Lineker to attend Leicester v Chelsea, son confirms

Gary Lineker is on his way to the Leicester City ground to watch the team’s match against Chelsea, his son has confirmed.

Harry Lineker, 29, spoke to reporters as he left Lineker’s home in Barnes, south-west London to walk the dog.

“He has gone to Leicester to watch the game. He will be back this evening,” he said.

Lineker was born and grew up in Leicester and spent the first seven years of his professional career at the club.

The game is set to kick off at 3pm.

We reported earlier that Colin Murray’s comedy sports show Fighting Talk, which had been due to be broadcast on 5 Live at 11am, had been pulled from the schedule.

Murray has now tweeted saying: “In the interest of transparency, this was a decision taken by the entire FT team and myself.”

Guests on the show were due to be Nethaneel Mitchell-Blake, Gail Emms, Reece Parkinson, and Bob Mills.

The show was replaced by a Chris Kamara podcast episode.

No @FightingTalk316 today, for obvious reasons.
In the interest of transparency, this was a decision taken by the entire FT team and myself.
Bob Mills was still up for it, to be fair 😉

— colin murray (@ColinMurray) March 11, 2023

 

GB News has announced it will be airing an “alternative Match of the Day” from 10pm tonight.

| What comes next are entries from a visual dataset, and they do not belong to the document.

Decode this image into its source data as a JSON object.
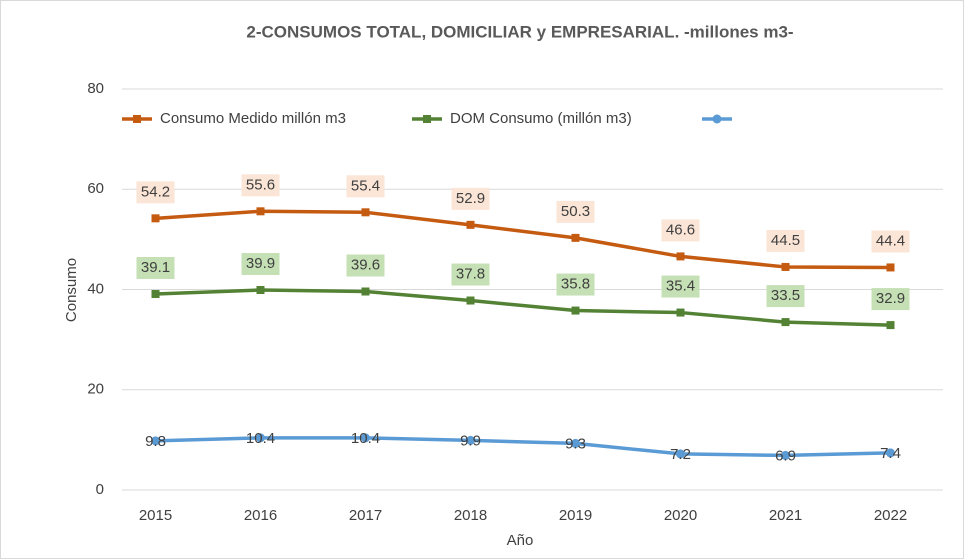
{
  "chart_data": {
    "type": "line",
    "title": "2-CONSUMOS TOTAL, DOMICILIAR y EMPRESARIAL. -millones m3-",
    "x_label": "Año",
    "y_label": "Consumo",
    "categories": [
      "2015",
      "2016",
      "2017",
      "2018",
      "2019",
      "2020",
      "2021",
      "2022"
    ],
    "series": [
      {
        "name": "Consumo Medido millón m3",
        "color": "#c55a11",
        "label_bg": "#fbe5d6",
        "marker": "square",
        "values": [
          54.2,
          55.6,
          55.4,
          52.9,
          50.3,
          46.6,
          44.5,
          44.4
        ]
      },
      {
        "name": "DOM Consumo (millón m3)",
        "color": "#548235",
        "label_bg": "#c5e0b4",
        "marker": "square",
        "values": [
          39.1,
          39.9,
          39.6,
          37.8,
          35.8,
          35.4,
          33.5,
          32.9
        ]
      },
      {
        "color": "#5b9bd5",
        "marker": "circle",
        "values": [
          9.8,
          10.4,
          10.4,
          9.9,
          9.3,
          7.2,
          6.9,
          7.4
        ]
      }
    ],
    "ylim": [
      0,
      80
    ],
    "yticks": [
      0,
      20,
      40,
      60,
      80
    ],
    "grid": true,
    "legend": "top"
  }
}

The channel doesn’t have the rights needed to broadcast games or goal highlights, but presenter Mark Dolan said the show would offer “political-free” punditry as well as “still photography and as many clips as we can get our hands on”.

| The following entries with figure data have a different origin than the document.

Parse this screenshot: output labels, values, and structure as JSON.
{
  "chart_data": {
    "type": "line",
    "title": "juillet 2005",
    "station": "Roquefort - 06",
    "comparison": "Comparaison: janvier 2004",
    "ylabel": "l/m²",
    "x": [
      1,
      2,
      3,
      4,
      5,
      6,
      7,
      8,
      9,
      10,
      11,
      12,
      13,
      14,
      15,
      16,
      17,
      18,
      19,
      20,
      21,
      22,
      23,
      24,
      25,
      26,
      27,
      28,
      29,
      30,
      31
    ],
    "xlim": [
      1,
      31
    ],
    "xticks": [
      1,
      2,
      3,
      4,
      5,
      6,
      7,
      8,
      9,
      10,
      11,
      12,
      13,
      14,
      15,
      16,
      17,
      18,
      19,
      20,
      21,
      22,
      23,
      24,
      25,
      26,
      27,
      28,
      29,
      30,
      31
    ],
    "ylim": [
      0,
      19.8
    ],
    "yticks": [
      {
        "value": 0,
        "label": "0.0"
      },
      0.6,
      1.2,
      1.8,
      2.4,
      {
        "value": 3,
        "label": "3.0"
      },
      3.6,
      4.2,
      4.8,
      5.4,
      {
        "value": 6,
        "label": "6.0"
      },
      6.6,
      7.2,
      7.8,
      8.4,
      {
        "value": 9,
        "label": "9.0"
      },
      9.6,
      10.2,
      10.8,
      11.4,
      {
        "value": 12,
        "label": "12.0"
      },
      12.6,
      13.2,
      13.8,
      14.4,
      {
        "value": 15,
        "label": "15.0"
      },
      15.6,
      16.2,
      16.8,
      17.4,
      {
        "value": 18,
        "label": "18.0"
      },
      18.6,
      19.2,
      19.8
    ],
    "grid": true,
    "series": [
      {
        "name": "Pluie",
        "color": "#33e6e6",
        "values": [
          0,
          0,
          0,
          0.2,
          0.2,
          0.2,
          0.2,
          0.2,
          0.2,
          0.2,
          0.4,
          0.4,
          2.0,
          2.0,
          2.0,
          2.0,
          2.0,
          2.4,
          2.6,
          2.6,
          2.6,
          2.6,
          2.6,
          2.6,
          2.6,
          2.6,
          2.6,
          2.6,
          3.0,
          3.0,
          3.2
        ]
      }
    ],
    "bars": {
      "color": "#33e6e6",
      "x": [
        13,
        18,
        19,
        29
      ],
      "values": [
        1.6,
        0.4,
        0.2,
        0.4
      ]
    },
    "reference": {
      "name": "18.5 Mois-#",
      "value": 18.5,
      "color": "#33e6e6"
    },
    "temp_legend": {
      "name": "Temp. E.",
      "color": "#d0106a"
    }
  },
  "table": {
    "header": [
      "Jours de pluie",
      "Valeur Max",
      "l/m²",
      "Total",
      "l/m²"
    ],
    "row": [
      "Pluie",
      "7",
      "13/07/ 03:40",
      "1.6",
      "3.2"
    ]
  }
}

Former Labour leader Jeremy Corbyn has spoken out in Gary Lineker’s defence

Speaking to the LBC, he said Lineker had a “perfect right to express an opinion”.

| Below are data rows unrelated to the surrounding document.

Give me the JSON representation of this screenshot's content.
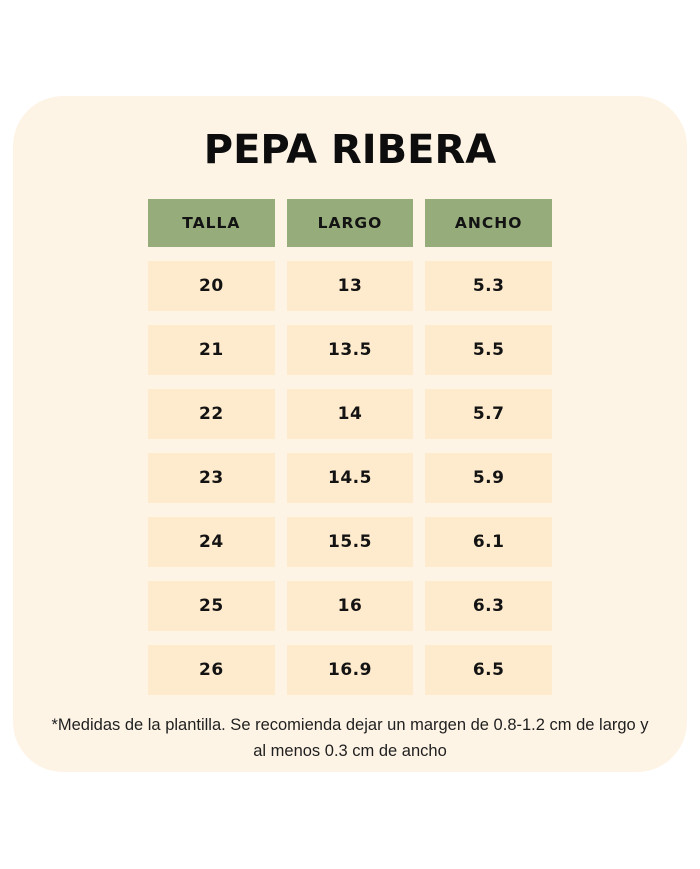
{
  "card": {
    "title": "PEPA RIBERA",
    "footnote": "*Medidas de la plantilla. Se recomienda dejar un margen de 0.8-1.2 cm de largo y al menos 0.3 cm de ancho"
  },
  "colors": {
    "page_background": "#FFFFFF",
    "card_background": "#FEF4E6",
    "header_cell_background": "#96AC7B",
    "data_cell_background": "#FEEACC",
    "text": "#0D0D0D"
  },
  "chart_data": {
    "type": "table",
    "title": "PEPA RIBERA",
    "columns": [
      "TALLA",
      "LARGO",
      "ANCHO"
    ],
    "rows": [
      [
        "20",
        "13",
        "5.3"
      ],
      [
        "21",
        "13.5",
        "5.5"
      ],
      [
        "22",
        "14",
        "5.7"
      ],
      [
        "23",
        "14.5",
        "5.9"
      ],
      [
        "24",
        "15.5",
        "6.1"
      ],
      [
        "25",
        "16",
        "6.3"
      ],
      [
        "26",
        "16.9",
        "6.5"
      ]
    ],
    "units": "cm",
    "note": "*Medidas de la plantilla. Se recomienda dejar un margen de 0.8-1.2 cm de largo y al menos 0.3 cm de ancho"
  }
}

“Even within the BBC’s own code, they are allowed to express opinions of a partisan nature, providing it doesn’t impinge on their area of work. His area is sport.”

He also criticised the way the controversy had taken attention away from the asylum policy Lineker’s original tweet was commenting on.

“Unfortunately the whole debate now is shifting on to Gary and the BBC and ignoring the issue of this, I think, disgraceful piece of legislation that parliament’s about to debate on Monday,” he said.

Impartiality is a knotty old concept, and one of the trickiest things about it is that it relies on the idea that you can safely find the middle ground.

Witness the agonised attempts by the BBC and the Labour party to land on that sweet spot of unimpeachable banality after radical centrist firebrand Gary Lineker’s tweets became a rightwing media obsession this week.

Even if you think his comparison of Suella Braverman’s rhetoric to that emanating from Germany in the 1930s is excessive, it is obviously the product of a moral clarity that has eluded the actual opposition.

Read the full piece from Archie Bland here:

Former Labour No 10 spin doctor Alastair Campbell has weighed in strongly in favour of Gary Lineker’s right to express his views on his private social media accounts in an interview with LBC this morning.

When asked if the number of followers Lineker commands on Twitter should make him more cautious, Campbell hit back arguing that the issue is a matter of principle, querying if other high-profile BBC presenters like David Attenborough and Brian Cox could also be suspended for expressing their personal views on their platforms.

‘He said it on Twitter, not on the MOTD chair,’ says Alastair Campbell – video
 

5 Live Sport pulled

BBC has pulled its Radio 5 Live Sport coverage, saying there has been a change of schedule.

The station is currently playing old football podcasts.